Candidates and statements

For Vice-chair:


Statements

Asta Zelenkauskaite, Drexel University, USA

I have joined Audience division three years ago –in 2012 in Hyderabad, India. Since then I felt that it has become my natural academic home. My work centers on the overall trends and emergent practices of audiences, users, and participants who are part of mass and social media. The contexts that I am working in are based on the premise of audience autonomy in media contexts that are two-way by design.

I am Assistant Professor of communication at Drexel University. I have completed my doctoral degree at Indiana University, Bloomington, USA working on the intersection between communication, information science, and linguistics. In addition to the USA academic contexts and Lithuania, where I completed my undergraduate studies, I have spent extended periods of time working in other European contexts and media systems. In Italian research contexts, for a year and a half I have been a research fellow Fondazione Bruno Kessler, Trento, working on user participation in Wikipedia. I had a summer internship at Cattolica University, Milan, working on interactive TV project. I have spent a year at Scuola Normale Superiore, Pisa and Zagreb University, Croatia as an exchange student-scholar.

My work comprises cross-cultural and approaches to audience analysis by considering sociotechnical aspects of media. Methodologically, I have used both – quantitative and qualitative approaches to analyze audience interaction. I have embraced a holistic approach to audience analysis by including organizational practices of media production and its relationship to the audience engagement (or lack of it).
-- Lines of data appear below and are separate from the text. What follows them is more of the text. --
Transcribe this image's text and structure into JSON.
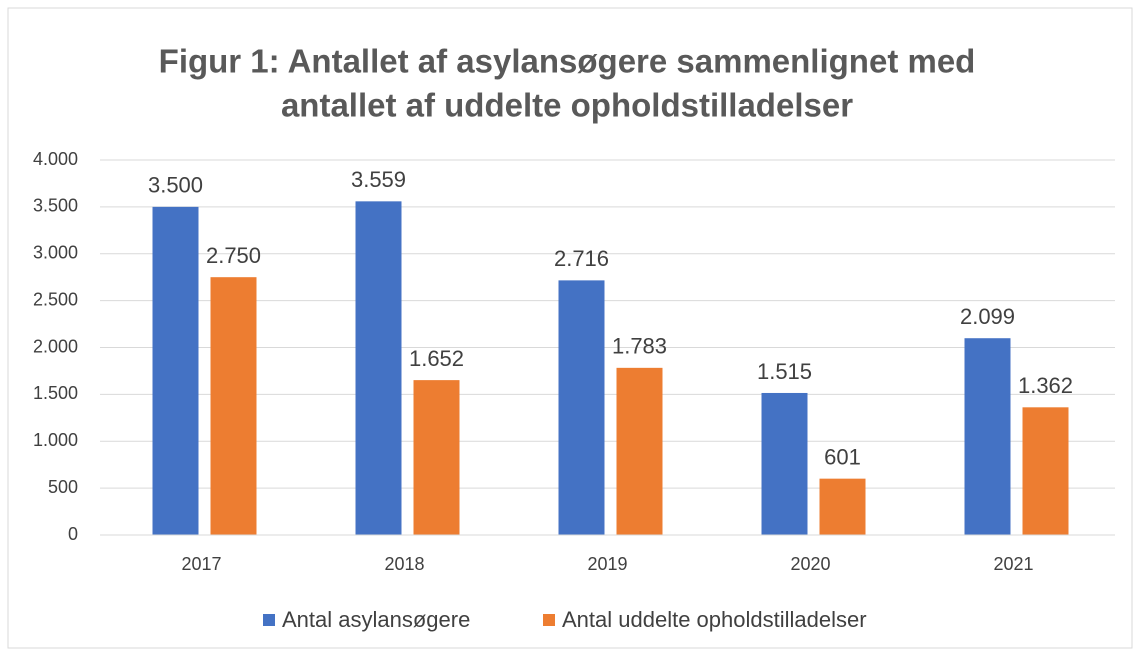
{
  "chart_data": {
    "type": "bar",
    "title": [
      "Figur 1: Antallet af asylansøgere sammenlignet med",
      "antallet af uddelte opholdstilladelser"
    ],
    "categories": [
      "2017",
      "2018",
      "2019",
      "2020",
      "2021"
    ],
    "series": [
      {
        "name": "Antal asylansøgere",
        "color": "#4472c4",
        "values": [
          3500,
          3559,
          2716,
          1515,
          2099
        ],
        "value_labels": [
          "3.500",
          "3.559",
          "2.716",
          "1.515",
          "2.099"
        ]
      },
      {
        "name": "Antal uddelte opholdstilladelser",
        "color": "#ed7d31",
        "values": [
          2750,
          1652,
          1783,
          601,
          1362
        ],
        "value_labels": [
          "2.750",
          "1.652",
          "1.783",
          "601",
          "1.362"
        ]
      }
    ],
    "ylim": [
      0,
      4000
    ],
    "yticks": [
      0,
      500,
      {
        "value": 1000,
        "label": "1.000"
      },
      {
        "value": 1500,
        "label": "1.500"
      },
      {
        "value": 2000,
        "label": "2.000"
      },
      {
        "value": 2500,
        "label": "2.500"
      },
      {
        "value": 3000,
        "label": "3.000"
      },
      {
        "value": 3500,
        "label": "3.500"
      },
      {
        "value": 4000,
        "label": "4.000"
      }
    ],
    "grid": true,
    "legend": "bottom"
  }
}
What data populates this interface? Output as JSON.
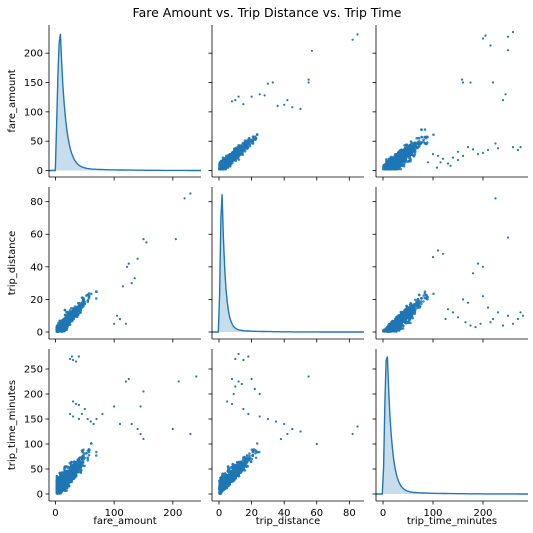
{
  "chart_data": {
    "type": "scatter",
    "title": "Fare Amount vs. Trip Distance vs. Trip Time",
    "variables": [
      "fare_amount",
      "trip_distance",
      "trip_time_minutes"
    ],
    "diagonal": "kde",
    "colors": {
      "points": "#1f77b4",
      "kde_fill": "#1f77b4",
      "axis": "#000000"
    },
    "axes": {
      "fare_amount": {
        "lim": [
          -11,
          248
        ],
        "ticks": [
          0,
          100,
          200
        ],
        "y_ticks": [
          0,
          50,
          100,
          150,
          200
        ]
      },
      "trip_distance": {
        "lim": [
          -4.3,
          89
        ],
        "ticks": [
          0,
          20,
          40,
          60,
          80
        ]
      },
      "trip_time_minutes": {
        "lim": [
          -14,
          290
        ],
        "ticks": [
          0,
          100,
          200
        ],
        "y_ticks": [
          0,
          50,
          100,
          150,
          200,
          250
        ]
      }
    },
    "pairs": [
      {
        "x": "trip_distance",
        "y": "fare_amount",
        "points": [
          [
            85,
            232
          ],
          [
            82,
            223
          ],
          [
            57,
            204
          ],
          [
            55,
            155
          ],
          [
            55,
            150
          ],
          [
            30,
            148
          ],
          [
            33,
            150
          ],
          [
            28,
            128
          ],
          [
            25,
            130
          ],
          [
            20,
            126
          ],
          [
            12,
            126
          ],
          [
            10,
            120
          ],
          [
            8,
            118
          ],
          [
            15,
            113
          ],
          [
            40,
            112
          ],
          [
            42,
            120
          ],
          [
            45,
            108
          ],
          [
            50,
            105
          ],
          [
            36,
            110
          ]
        ]
      },
      {
        "x": "trip_time_minutes",
        "y": "fare_amount",
        "points": [
          [
            260,
            236
          ],
          [
            250,
            228
          ],
          [
            250,
            205
          ],
          [
            205,
            230
          ],
          [
            215,
            213
          ],
          [
            200,
            225
          ],
          [
            160,
            150
          ],
          [
            158,
            155
          ],
          [
            175,
            150
          ],
          [
            220,
            150
          ],
          [
            240,
            120
          ],
          [
            245,
            130
          ],
          [
            260,
            40
          ],
          [
            270,
            35
          ],
          [
            275,
            40
          ],
          [
            230,
            38
          ],
          [
            225,
            46
          ],
          [
            210,
            35
          ],
          [
            200,
            30
          ],
          [
            190,
            28
          ],
          [
            180,
            36
          ],
          [
            170,
            40
          ],
          [
            160,
            25
          ],
          [
            150,
            18
          ],
          [
            140,
            22
          ],
          [
            130,
            12
          ],
          [
            120,
            20
          ],
          [
            110,
            25
          ],
          [
            100,
            28
          ],
          [
            90,
            14
          ],
          [
            150,
            32
          ],
          [
            135,
            8
          ],
          [
            115,
            14
          ],
          [
            108,
            5
          ]
        ]
      },
      {
        "x": "fare_amount",
        "y": "trip_distance",
        "points": [
          [
            230,
            85
          ],
          [
            220,
            82
          ],
          [
            205,
            57
          ],
          [
            155,
            55
          ],
          [
            150,
            57
          ],
          [
            140,
            45
          ],
          [
            125,
            42
          ],
          [
            122,
            40
          ],
          [
            115,
            28
          ],
          [
            105,
            10
          ],
          [
            110,
            8
          ],
          [
            100,
            5
          ],
          [
            120,
            5
          ],
          [
            130,
            30
          ],
          [
            135,
            33
          ]
        ]
      },
      {
        "x": "trip_time_minutes",
        "y": "trip_distance",
        "points": [
          [
            225,
            82
          ],
          [
            250,
            58
          ],
          [
            200,
            40
          ],
          [
            190,
            42
          ],
          [
            180,
            36
          ],
          [
            120,
            48
          ],
          [
            110,
            50
          ],
          [
            100,
            46
          ],
          [
            160,
            20
          ],
          [
            170,
            18
          ],
          [
            200,
            22
          ],
          [
            210,
            15
          ],
          [
            230,
            12
          ],
          [
            250,
            10
          ],
          [
            270,
            8
          ],
          [
            275,
            12
          ],
          [
            280,
            10
          ],
          [
            260,
            5
          ],
          [
            240,
            4
          ],
          [
            220,
            8
          ],
          [
            215,
            6
          ],
          [
            195,
            5
          ],
          [
            185,
            3
          ],
          [
            175,
            4
          ],
          [
            165,
            6
          ],
          [
            150,
            9
          ],
          [
            140,
            12
          ],
          [
            130,
            14
          ],
          [
            125,
            8
          ]
        ]
      },
      {
        "x": "fare_amount",
        "y": "trip_time_minutes",
        "points": [
          [
            25,
            270
          ],
          [
            30,
            268
          ],
          [
            28,
            275
          ],
          [
            40,
            275
          ],
          [
            35,
            265
          ],
          [
            30,
            185
          ],
          [
            35,
            180
          ],
          [
            40,
            178
          ],
          [
            25,
            160
          ],
          [
            30,
            155
          ],
          [
            45,
            160
          ],
          [
            40,
            150
          ],
          [
            50,
            170
          ],
          [
            55,
            150
          ],
          [
            60,
            145
          ],
          [
            65,
            140
          ],
          [
            70,
            150
          ],
          [
            80,
            160
          ],
          [
            100,
            175
          ],
          [
            120,
            225
          ],
          [
            125,
            230
          ],
          [
            150,
            205
          ],
          [
            145,
            175
          ],
          [
            130,
            140
          ],
          [
            140,
            130
          ],
          [
            145,
            120
          ],
          [
            150,
            110
          ],
          [
            210,
            225
          ],
          [
            240,
            235
          ],
          [
            200,
            130
          ],
          [
            230,
            120
          ],
          [
            110,
            140
          ]
        ]
      },
      {
        "x": "trip_distance",
        "y": "trip_time_minutes",
        "points": [
          [
            10,
            270
          ],
          [
            15,
            268
          ],
          [
            12,
            280
          ],
          [
            18,
            275
          ],
          [
            8,
            230
          ],
          [
            12,
            225
          ],
          [
            10,
            215
          ],
          [
            14,
            220
          ],
          [
            9,
            200
          ],
          [
            20,
            230
          ],
          [
            22,
            210
          ],
          [
            25,
            200
          ],
          [
            5,
            185
          ],
          [
            8,
            180
          ],
          [
            15,
            170
          ],
          [
            18,
            160
          ],
          [
            25,
            155
          ],
          [
            30,
            150
          ],
          [
            35,
            145
          ],
          [
            40,
            140
          ],
          [
            45,
            130
          ],
          [
            42,
            120
          ],
          [
            38,
            110
          ],
          [
            50,
            125
          ],
          [
            55,
            235
          ],
          [
            82,
            120
          ],
          [
            85,
            135
          ],
          [
            60,
            100
          ]
        ]
      }
    ],
    "marginals": [
      {
        "var": "fare_amount",
        "peak_value": 8,
        "peak_y": 233
      },
      {
        "var": "trip_distance",
        "peak_value": 1.8,
        "peak_y": 84.5
      },
      {
        "var": "trip_time_minutes",
        "peak_value": 8,
        "peak_y": 275
      }
    ]
  }
}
I hope as a vice co-chair to contribute to the section’s leadership from three specific aspects that describe my previous experiences: international vision to audience research, cross-cultural analysis, and sociotechnical approaches to audience analysis. I hope that my previous work can contribute to the continuously growing Audience research community with diverse research approaches methodologically and theoretically.